Wir Verbraucher bekommen von all dem wenig mit. Unser täglicher Palmölkonsum hat jedoch auch für uns persönlich direkte negative Auswirkungen: In raffiniertem Palmöl sind große Mengen gesundheitsschädlicher Fettsäureester enthalten, die das Erbgut schädigen und Krebs verursachen können.

Die Lösung – Tank-und-Teller-Revolution

Nur noch 70.000 Orang-Utans streifen durch die Wälder Südostasiens. Die EU-Biospritpolitik bringt die Menschenaffen immer weiter an den Rand des Aussterbens. Um unseren baumbewohnenden Verwandten zu helfen, müssen wir den Druck auf die Politik erhöhen. Doch auch im Alltag lässt sich viel bewegen.

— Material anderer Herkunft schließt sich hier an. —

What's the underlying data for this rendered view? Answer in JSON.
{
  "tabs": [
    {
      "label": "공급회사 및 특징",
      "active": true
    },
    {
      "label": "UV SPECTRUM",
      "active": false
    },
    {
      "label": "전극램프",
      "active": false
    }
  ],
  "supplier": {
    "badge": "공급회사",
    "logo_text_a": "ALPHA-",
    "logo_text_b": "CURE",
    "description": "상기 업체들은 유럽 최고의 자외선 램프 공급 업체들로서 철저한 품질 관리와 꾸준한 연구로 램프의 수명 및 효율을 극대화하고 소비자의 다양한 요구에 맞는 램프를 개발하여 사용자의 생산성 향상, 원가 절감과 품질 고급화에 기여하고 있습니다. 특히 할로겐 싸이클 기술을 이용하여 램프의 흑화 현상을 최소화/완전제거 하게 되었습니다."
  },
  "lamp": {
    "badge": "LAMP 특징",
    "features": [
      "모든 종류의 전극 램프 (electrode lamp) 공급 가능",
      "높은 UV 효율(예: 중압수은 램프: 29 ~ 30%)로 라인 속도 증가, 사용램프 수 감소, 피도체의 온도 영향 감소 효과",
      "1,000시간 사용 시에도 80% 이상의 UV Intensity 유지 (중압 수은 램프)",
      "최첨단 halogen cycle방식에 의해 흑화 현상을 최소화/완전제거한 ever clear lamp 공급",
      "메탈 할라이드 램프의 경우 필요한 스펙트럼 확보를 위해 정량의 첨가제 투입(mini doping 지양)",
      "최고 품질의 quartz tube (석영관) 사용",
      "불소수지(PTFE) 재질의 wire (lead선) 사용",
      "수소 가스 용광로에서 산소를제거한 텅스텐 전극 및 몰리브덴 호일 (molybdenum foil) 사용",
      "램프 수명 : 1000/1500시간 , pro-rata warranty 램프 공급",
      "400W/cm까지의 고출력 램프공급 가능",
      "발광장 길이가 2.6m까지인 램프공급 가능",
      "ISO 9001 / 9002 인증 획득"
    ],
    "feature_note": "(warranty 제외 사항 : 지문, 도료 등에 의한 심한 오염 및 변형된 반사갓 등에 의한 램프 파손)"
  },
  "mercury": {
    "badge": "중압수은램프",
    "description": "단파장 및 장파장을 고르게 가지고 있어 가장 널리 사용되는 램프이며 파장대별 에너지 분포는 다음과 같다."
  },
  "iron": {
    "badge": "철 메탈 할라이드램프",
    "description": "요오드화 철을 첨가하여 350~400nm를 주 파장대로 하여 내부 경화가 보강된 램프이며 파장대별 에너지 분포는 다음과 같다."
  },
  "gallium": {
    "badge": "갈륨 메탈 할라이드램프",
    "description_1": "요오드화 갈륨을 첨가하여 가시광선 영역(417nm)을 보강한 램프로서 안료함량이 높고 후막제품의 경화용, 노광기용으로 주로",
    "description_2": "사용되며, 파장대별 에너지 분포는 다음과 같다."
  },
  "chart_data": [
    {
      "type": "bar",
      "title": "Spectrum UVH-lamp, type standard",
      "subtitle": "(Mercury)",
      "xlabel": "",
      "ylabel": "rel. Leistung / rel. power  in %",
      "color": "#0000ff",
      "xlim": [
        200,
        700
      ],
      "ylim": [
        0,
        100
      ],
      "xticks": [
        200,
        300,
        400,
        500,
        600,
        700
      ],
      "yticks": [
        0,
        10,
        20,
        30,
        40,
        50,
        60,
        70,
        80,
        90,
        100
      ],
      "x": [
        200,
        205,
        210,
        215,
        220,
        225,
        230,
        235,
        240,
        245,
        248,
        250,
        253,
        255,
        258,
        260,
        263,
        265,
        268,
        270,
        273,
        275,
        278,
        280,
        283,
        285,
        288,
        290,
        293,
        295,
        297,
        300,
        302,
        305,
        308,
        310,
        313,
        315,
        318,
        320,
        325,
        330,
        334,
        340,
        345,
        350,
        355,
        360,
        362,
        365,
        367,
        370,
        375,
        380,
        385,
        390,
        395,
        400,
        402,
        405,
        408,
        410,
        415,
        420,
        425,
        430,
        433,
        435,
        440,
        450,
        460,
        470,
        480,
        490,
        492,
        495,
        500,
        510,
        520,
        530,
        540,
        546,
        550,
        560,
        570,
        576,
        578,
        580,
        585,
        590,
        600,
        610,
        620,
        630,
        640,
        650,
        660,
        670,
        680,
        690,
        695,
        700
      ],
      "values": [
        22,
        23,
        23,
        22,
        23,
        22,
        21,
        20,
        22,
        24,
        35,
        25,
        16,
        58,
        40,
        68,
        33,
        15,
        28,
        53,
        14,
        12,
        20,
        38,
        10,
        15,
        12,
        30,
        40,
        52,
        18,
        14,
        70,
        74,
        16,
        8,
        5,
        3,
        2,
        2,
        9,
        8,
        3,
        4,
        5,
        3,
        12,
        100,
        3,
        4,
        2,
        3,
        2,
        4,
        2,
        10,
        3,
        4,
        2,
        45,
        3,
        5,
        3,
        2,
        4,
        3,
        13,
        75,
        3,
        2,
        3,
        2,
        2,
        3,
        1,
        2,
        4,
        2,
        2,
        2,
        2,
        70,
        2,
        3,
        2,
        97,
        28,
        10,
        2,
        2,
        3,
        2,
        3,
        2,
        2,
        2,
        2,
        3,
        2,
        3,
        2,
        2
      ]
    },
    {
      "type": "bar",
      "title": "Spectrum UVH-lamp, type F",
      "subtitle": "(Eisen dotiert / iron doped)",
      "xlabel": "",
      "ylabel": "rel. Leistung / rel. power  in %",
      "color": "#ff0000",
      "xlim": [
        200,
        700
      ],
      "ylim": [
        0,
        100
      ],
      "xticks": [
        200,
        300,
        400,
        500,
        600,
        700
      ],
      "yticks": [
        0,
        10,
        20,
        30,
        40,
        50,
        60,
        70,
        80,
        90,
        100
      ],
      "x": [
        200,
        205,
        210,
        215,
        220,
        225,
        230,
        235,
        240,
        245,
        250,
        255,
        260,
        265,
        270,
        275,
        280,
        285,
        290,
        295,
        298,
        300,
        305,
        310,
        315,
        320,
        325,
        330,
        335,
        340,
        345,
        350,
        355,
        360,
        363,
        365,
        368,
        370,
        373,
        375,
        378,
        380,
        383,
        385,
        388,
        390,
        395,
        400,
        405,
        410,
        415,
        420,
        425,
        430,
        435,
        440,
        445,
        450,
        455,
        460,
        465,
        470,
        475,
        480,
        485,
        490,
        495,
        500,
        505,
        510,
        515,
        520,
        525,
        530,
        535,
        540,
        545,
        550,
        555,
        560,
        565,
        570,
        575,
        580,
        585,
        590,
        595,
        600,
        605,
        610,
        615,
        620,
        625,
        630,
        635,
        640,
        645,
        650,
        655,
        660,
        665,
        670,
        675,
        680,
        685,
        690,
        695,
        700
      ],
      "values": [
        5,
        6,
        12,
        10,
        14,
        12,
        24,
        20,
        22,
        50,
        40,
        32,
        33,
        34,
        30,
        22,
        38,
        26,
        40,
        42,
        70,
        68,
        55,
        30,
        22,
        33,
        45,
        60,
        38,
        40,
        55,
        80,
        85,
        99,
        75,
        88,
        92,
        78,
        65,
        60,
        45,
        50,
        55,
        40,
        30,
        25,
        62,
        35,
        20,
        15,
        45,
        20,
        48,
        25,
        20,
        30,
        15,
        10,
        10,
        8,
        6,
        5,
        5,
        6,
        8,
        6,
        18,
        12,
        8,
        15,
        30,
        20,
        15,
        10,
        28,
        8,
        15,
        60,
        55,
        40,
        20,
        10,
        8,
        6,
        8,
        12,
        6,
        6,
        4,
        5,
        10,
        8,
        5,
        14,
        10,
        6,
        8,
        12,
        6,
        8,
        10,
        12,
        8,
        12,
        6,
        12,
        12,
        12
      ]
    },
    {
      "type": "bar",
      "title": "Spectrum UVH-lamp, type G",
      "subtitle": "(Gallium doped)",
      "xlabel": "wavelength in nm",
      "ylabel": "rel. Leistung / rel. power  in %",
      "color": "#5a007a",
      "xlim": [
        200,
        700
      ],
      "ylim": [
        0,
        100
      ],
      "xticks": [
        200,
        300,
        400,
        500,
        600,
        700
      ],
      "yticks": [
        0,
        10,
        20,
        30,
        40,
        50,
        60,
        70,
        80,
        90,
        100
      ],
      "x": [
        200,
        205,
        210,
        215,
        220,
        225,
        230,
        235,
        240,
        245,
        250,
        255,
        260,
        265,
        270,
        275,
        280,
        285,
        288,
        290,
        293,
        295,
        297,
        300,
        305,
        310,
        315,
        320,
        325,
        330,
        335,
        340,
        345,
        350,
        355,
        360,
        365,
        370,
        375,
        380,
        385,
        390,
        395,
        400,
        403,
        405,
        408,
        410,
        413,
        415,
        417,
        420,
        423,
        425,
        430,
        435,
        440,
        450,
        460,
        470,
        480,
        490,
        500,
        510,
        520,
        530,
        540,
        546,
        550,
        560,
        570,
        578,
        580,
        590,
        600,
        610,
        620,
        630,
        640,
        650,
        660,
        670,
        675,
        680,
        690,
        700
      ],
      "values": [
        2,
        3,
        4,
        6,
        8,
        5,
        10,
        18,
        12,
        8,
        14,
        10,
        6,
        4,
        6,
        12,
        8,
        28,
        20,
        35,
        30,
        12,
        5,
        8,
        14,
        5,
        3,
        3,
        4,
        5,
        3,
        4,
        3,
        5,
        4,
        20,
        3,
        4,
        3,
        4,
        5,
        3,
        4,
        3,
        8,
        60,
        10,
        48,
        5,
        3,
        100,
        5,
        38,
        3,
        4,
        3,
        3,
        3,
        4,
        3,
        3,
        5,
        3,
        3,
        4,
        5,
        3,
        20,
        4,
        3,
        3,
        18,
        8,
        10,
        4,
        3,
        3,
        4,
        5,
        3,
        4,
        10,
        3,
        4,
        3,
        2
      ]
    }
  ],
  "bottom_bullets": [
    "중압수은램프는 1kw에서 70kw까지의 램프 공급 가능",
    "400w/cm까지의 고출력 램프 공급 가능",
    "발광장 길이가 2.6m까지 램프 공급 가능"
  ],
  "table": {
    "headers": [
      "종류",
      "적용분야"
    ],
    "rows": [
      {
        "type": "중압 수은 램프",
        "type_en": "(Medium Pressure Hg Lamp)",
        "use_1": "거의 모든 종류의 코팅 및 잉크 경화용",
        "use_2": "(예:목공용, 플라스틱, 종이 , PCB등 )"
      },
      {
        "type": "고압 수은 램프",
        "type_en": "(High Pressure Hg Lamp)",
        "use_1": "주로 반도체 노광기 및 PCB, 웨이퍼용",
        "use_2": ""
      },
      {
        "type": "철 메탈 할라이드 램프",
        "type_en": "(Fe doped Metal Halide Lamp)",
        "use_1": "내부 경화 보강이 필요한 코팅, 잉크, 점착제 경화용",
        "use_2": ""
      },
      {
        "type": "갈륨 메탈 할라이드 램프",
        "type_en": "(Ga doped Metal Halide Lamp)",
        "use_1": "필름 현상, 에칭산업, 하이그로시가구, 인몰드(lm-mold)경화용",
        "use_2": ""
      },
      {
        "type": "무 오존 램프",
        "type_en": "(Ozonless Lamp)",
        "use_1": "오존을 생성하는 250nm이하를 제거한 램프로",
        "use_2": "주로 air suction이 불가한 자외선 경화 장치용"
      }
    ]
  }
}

Diese einfachen Tipps helfen, Palmöl zu erkennen, zu meiden und zu bekämpfen:

  1. Selbst kochen, selbst entscheiden: Mandel-Kokos-Birnen-Kekse? Kartoffel-Rosmarin-Pizza? Frische Zutaten, gemixt mit ein bisschen Fantasie, stellen jedes (palmölhaltige) Fertigprodukt in den Schatten. Zum Kochen und Backen eignen sich europäische Öle aus Sonnenblumen, Oliven, Raps oder Leinsamen.
  2. Kleingedrucktes lesen: Auf Lebensmittelpackungen muss seit Dezember 2014 angegeben werden, wenn ein Produkt Palmöl enthält. In Kosmetik-, Putz- und Waschmitteln versteckt sich der Regenwaldfresser hingegen hinter einer Vielzahl chemischer Fachbegriffe. Per Internetrecherche lassen sich leicht palmölfreie Alternativen finden.
  3. Der Kunde ist König: Welche palmölfreien Produkte bieten Sie an? Wieso verwenden Sie keine heimischen Öle? Nachfragen beim Verkaufspersonal und Briefe an die Produkthersteller lassen Firmen um die Akzeptanz ihrer Produkte bangen. Der öffentliche Druck und das gestiegene Problembewusstsein haben schon einige Produzenten zum Verzicht auf Palmöl bewegt.
  4. Petitionen und Politikerbefragungen: Online-Protestaktionen üben Druck auf die Politiker aus, die für Biosprit und Palmölimporte verantwortlich sind. Haben Sie bereits alle Petitionen von Rettet den Regenwald unterschrieben? Auf abgeordnetenwatch.de kann jeder die Bundestagsabgeordneten mit den Folgen der Biospritpolitik konfrontieren.
  5. Laut werden: Demonstrationen und kreative Straßenaktionen machen den Protest für Menschen und Medien sichtbar. Dadurch wird der Druck auf die politischen Entscheidungsträger noch größer.
  6. Öffentlich statt Auto: Wenn möglich zu Fuß gehen, mit dem Fahrrad fahren oder öffentliche Verkehrsmittel nutzen.
  7. Wissen und Wissen weitergeben: Wirtschaft, Handel und Politik wollen uns glauben machen, Biosprit sei klimafreundlich und Palmölplantagen könnten nachhaltig sein. Regenwald.org informiert über die Folgen des Palmölanbaus. Der kostenlose Regenwald Report kann an Freunde weitergegeben oder in Schulen, Arztpraxen und Bioläden ausgelegt werden.